La pénitence, pour les parents et, en général, pour tous ceux qui ont une mission de direction ou d’éducation, c’est corriger quand il faut le faire, en accord avec la nature de l’erreur et les conditions de celui qui a besoin de cette aide, par-delà les subjectivismes bornés et sentimentaux.
L’esprit de pénitence nous amène à ne pas nous attacher d’une façon désordonnée à notre ébauche monumentale de projets futurs, dans laquelle nous aurions déjà prévu nos traits et nos coups de pinceau magistraux. Quelle joie nous donnons à Dieu lorsque nous savons renoncer à nos gribouillis et à nos coups de brosse d’artiste amateur et que nous permettons que ce soit Lui qui ajoute les traits et les couleurs qui Lui plaisent le plus !
Je pourrais continuer à t’indiquer une foule de détails de pénitence (je t’ai seulement cité ceux qui me venaient maintenant à l’esprit) dont tu peux tirer profit tout au long de ta journée pour t’approcher de plus en plus de Dieu, de plus en plus de ton prochain. Si je t’ai mentionné ces exemples, j’insiste sur le fait que ce n’est pas parce que je méprise les grandes pénitences ; au contraire, elles s’avèrent saintes et bonnes, et même nécessaires, quand le Seigneur nous appelle par cette voie, en comptant toujours avec l’approbation de celui qui dirige ton âme. Mais je te préviens que les grandes pénitences sont également compatibles avec les chutes retentissantes, provoquées par l’orgueil. En revanche, si nous cherchons continuellement à plaire à Dieu dans nos petits combats personnels — sourire quand on n’en a pas envie ! Je t’assure que, par moments, un sourire coûte plus qu’une heure de cilice —, nous évitons par-là de donner prise à l’orgueil, ou de tomber dans la naïveté ridicule qui nous fait nous considérer comme des héros admirables. Nous serons plutôt devant Lui comme cet enfant qui ne peut offrir à son père que des petits riens, que celui-ci reçoit avec une immense joie.
Mais alors, un chrétien doit-il toujours se mortifier ? Oui, mais par amour.

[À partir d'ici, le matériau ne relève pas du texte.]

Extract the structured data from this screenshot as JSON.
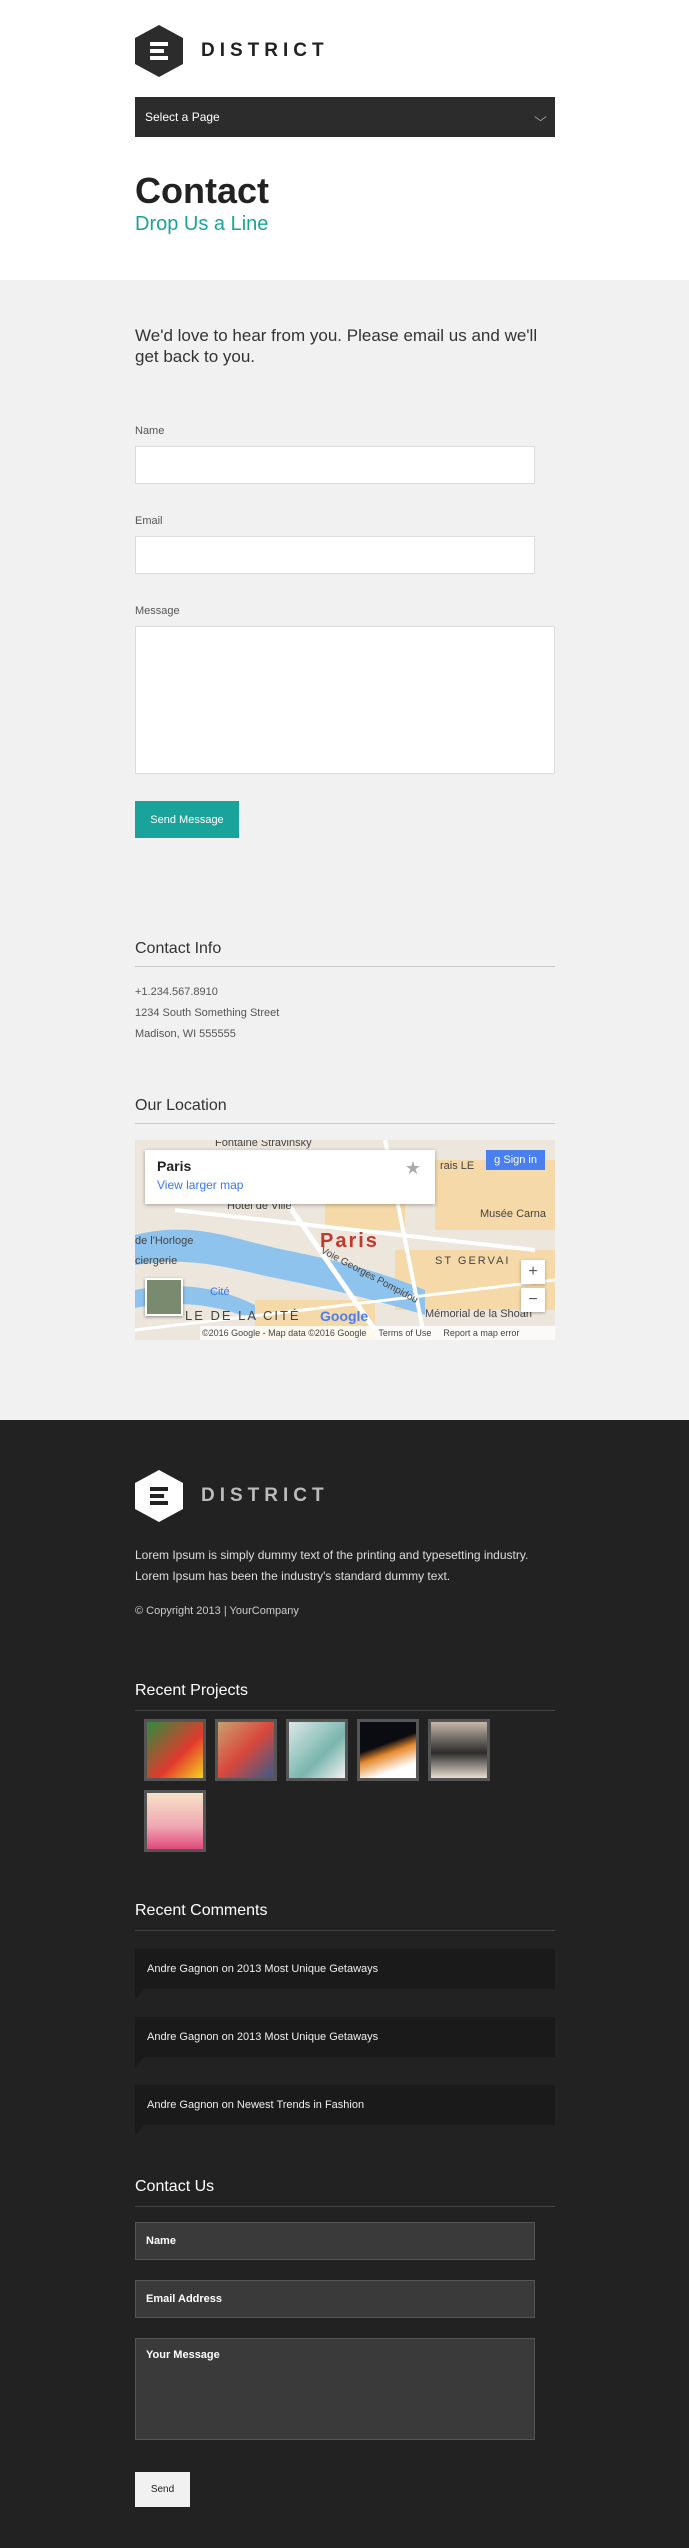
{
  "brand": {
    "name": "DISTRICT"
  },
  "nav": {
    "select_label": "Select a Page"
  },
  "page": {
    "title": "Contact",
    "subtitle": "Drop Us a Line"
  },
  "contact_form": {
    "intro": "We'd love to hear from you. Please email us and we'll get back to you.",
    "name_label": "Name",
    "email_label": "Email",
    "message_label": "Message",
    "submit_label": "Send Message"
  },
  "contact_info": {
    "title": "Contact Info",
    "phone": "+1.234.567.8910",
    "street": "1234 South Something Street",
    "city": "Madison, WI 555555"
  },
  "location": {
    "title": "Our Location",
    "popup_city": "Paris",
    "popup_link": "View larger map",
    "sign_in": "Sign in",
    "map_city_label": "Paris",
    "labels": [
      "Hôtel de Ville",
      "Musée Carna",
      "ST GERVAI",
      "LE DE LA CITÉ",
      "Mémorial de la Shoah",
      "Fontaine Stravinsky",
      "ciergerie",
      "de l'Horloge",
      "Cité",
      "rais LE",
      "Voie Georges Pompidou"
    ],
    "footer_data": "©2016 Google - Map data ©2016 Google",
    "terms": "Terms of Use",
    "report": "Report a map error",
    "zoom_in": "+",
    "zoom_out": "−",
    "google": "Google"
  },
  "footer": {
    "brand": "DISTRICT",
    "about": "Lorem Ipsum is simply dummy text of the printing and typesetting industry. Lorem Ipsum has been the industry's standard dummy text.",
    "copyright": "© Copyright 2013 | YourCompany",
    "projects_title": "Recent Projects",
    "comments_title": "Recent Comments",
    "comments": [
      "Andre Gagnon on 2013 Most Unique Getaways",
      "Andre Gagnon on 2013 Most Unique Getaways",
      "Andre Gagnon on Newest Trends in Fashion"
    ],
    "contact_title": "Contact Us",
    "name_placeholder": "Name",
    "email_placeholder": "Email Address",
    "message_placeholder": "Your Message",
    "send_label": "Send"
  },
  "colors": {
    "accent": "#1aa39b",
    "dark": "#222222",
    "light_bg": "#f1f1f1"
  }
}
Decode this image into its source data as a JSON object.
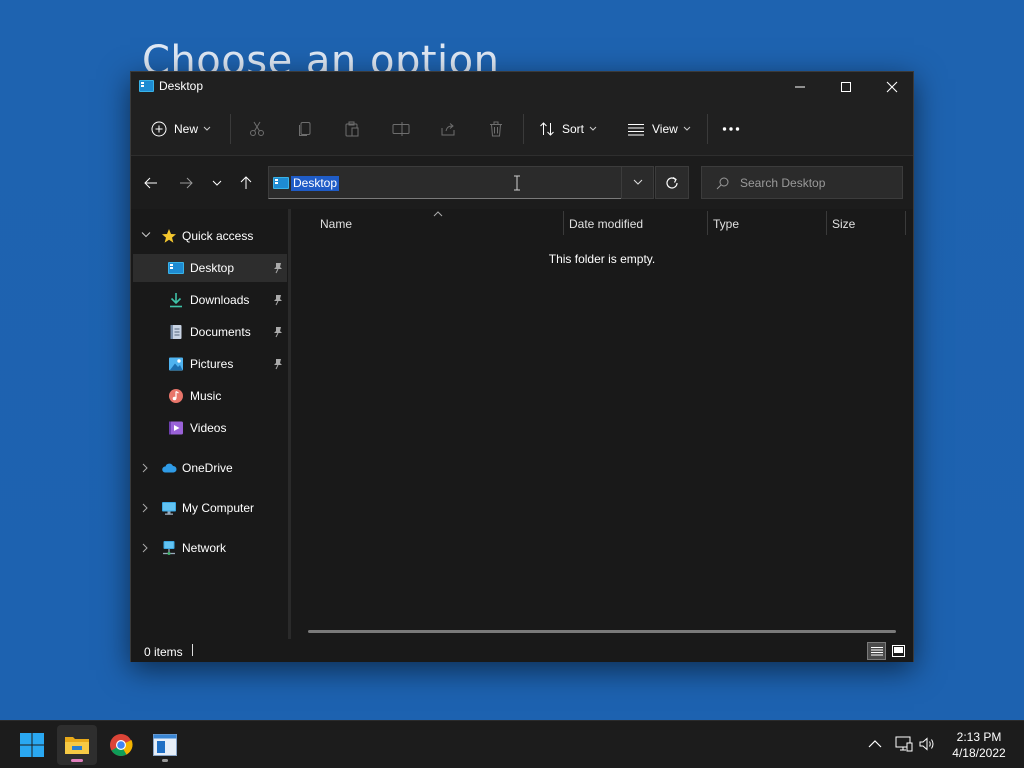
{
  "background": {
    "title": "Choose an option"
  },
  "window": {
    "title": "Desktop",
    "controls": {
      "minimize": "minimize",
      "maximize": "maximize",
      "close": "close"
    }
  },
  "toolbar": {
    "new_label": "New",
    "sort_label": "Sort",
    "view_label": "View",
    "icons": [
      "cut-icon",
      "copy-icon",
      "paste-icon",
      "rename-icon",
      "share-icon",
      "delete-icon",
      "more-icon"
    ]
  },
  "address": {
    "path": "Desktop",
    "search_placeholder": "Search Desktop"
  },
  "sidebar": {
    "quick_access": "Quick access",
    "items": [
      {
        "label": "Desktop",
        "pinned": true,
        "selected": true
      },
      {
        "label": "Downloads",
        "pinned": true
      },
      {
        "label": "Documents",
        "pinned": true
      },
      {
        "label": "Pictures",
        "pinned": true
      },
      {
        "label": "Music",
        "pinned": false
      },
      {
        "label": "Videos",
        "pinned": false
      }
    ],
    "groups": [
      {
        "label": "OneDrive"
      },
      {
        "label": "My Computer"
      },
      {
        "label": "Network"
      }
    ]
  },
  "content": {
    "columns": [
      "Name",
      "Date modified",
      "Type",
      "Size"
    ],
    "empty_message": "This folder is empty."
  },
  "status": {
    "item_count": "0 items"
  },
  "taskbar": {
    "apps": [
      "start",
      "file-explorer",
      "chrome",
      "notepad"
    ],
    "clock_time": "2:13 PM",
    "clock_date": "4/18/2022"
  },
  "colors": {
    "accent": "#1f5cc7",
    "desktop": "#1f66b5",
    "window_bg": "#191919"
  }
}
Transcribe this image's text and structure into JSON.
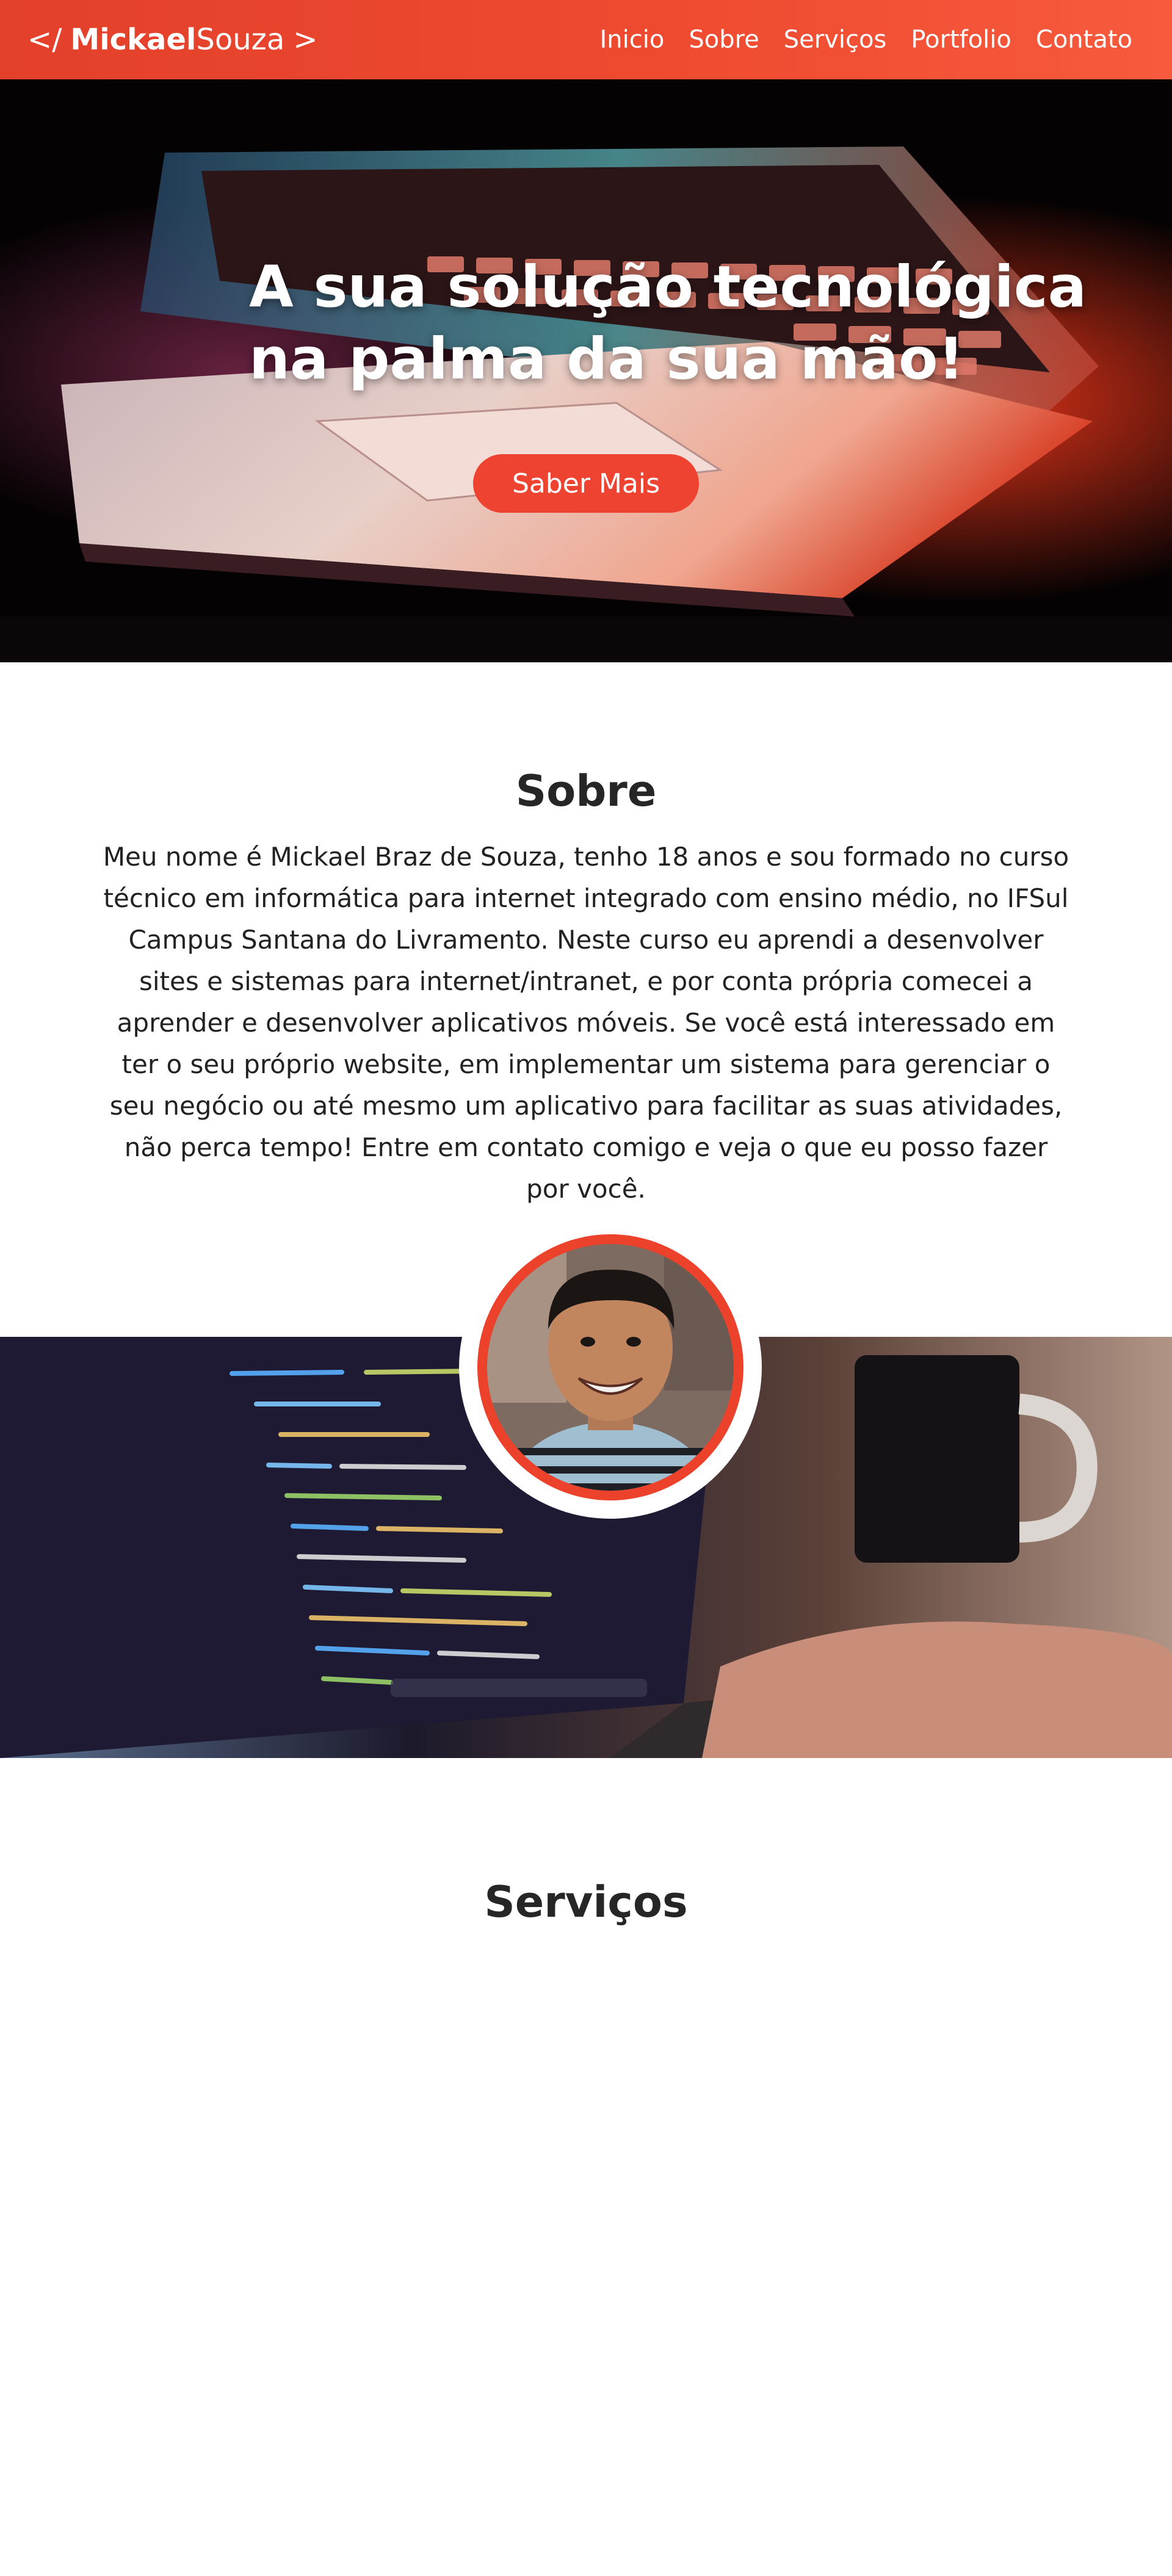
{
  "header": {
    "brand": {
      "prefix": "</",
      "first": "Mickael",
      "last": "Souza",
      "suffix": ">"
    },
    "nav": [
      {
        "label": "Inicio"
      },
      {
        "label": "Sobre"
      },
      {
        "label": "Serviços"
      },
      {
        "label": "Portfolio"
      },
      {
        "label": "Contato"
      }
    ],
    "colors": {
      "accent": "#ee4330",
      "gradient_end": "#f75a3d"
    }
  },
  "hero": {
    "title_line1": "A sua solução tecnológica",
    "title_line2": "na palma da sua mão!",
    "cta_label": "Saber Mais"
  },
  "sobre": {
    "title": "Sobre",
    "text": "Meu nome é Mickael Braz de Souza, tenho 18 anos e sou formado no curso técnico em informática para internet integrado com ensino médio, no IFSul Campus Santana do Livramento. Neste curso eu aprendi a desenvolver sites e sistemas para internet/intranet, e por conta própria comecei a aprender e desenvolver aplicativos móveis. Se você está interessado em ter o seu próprio website, em implementar um sistema para gerenciar o seu negócio ou até mesmo um aplicativo para facilitar as suas atividades, não perca tempo!  Entre em contato comigo e veja o que eu posso fazer por você."
  },
  "servicos": {
    "title": "Serviços"
  }
}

Parce que nous portons le trésor de notre vocation en des vases d’argile, pour qu’on voie bien que cette extraordinaire puissance appartient à Dieu et ne vient pas de nous. Nous sommes pressés de toute parts, mais non pas écrasés; ne sachant qu’espérer, mais non désespérés; persécutés, mais non abandonnés; terrassés, mais non annihilés. Nous portons partout et toujours en notre corps les souffrances de mort de Jésus, afin que la vie de Jésus soit, elle aussi, manifestée dans notre corps.
Peut-être ne nous étions-nous pas sentis jusqu’à maintenant poussés à suivre d’aussi près les pas du Christ. Peut-être ne nous étions-nous pas rendu compte que nous pouvons unir nos petits renoncements à son sacrifice réparateur : pour nos péchés, pour les péchés des hommes de toutes les époques, pour l’action perverse de Lucifer qui continue d’opposer à Dieu son non serviam ! Comment oserions-nous proclamer sans hypocrisie : “ Seigneur, les offenses qui blessent ton Cœur très aimable me font mal, si nous ne nous décidions pas à nous priver d’une bagatelle ou à offrir un sacrifice minuscule en louange à son Amour ? La pénitence, véritable réparation, nous lance sur le chemin du don de soi, de la charité. Don de soi pour réparer, et charité pour aider les autres, comme le Christ nous a aidés.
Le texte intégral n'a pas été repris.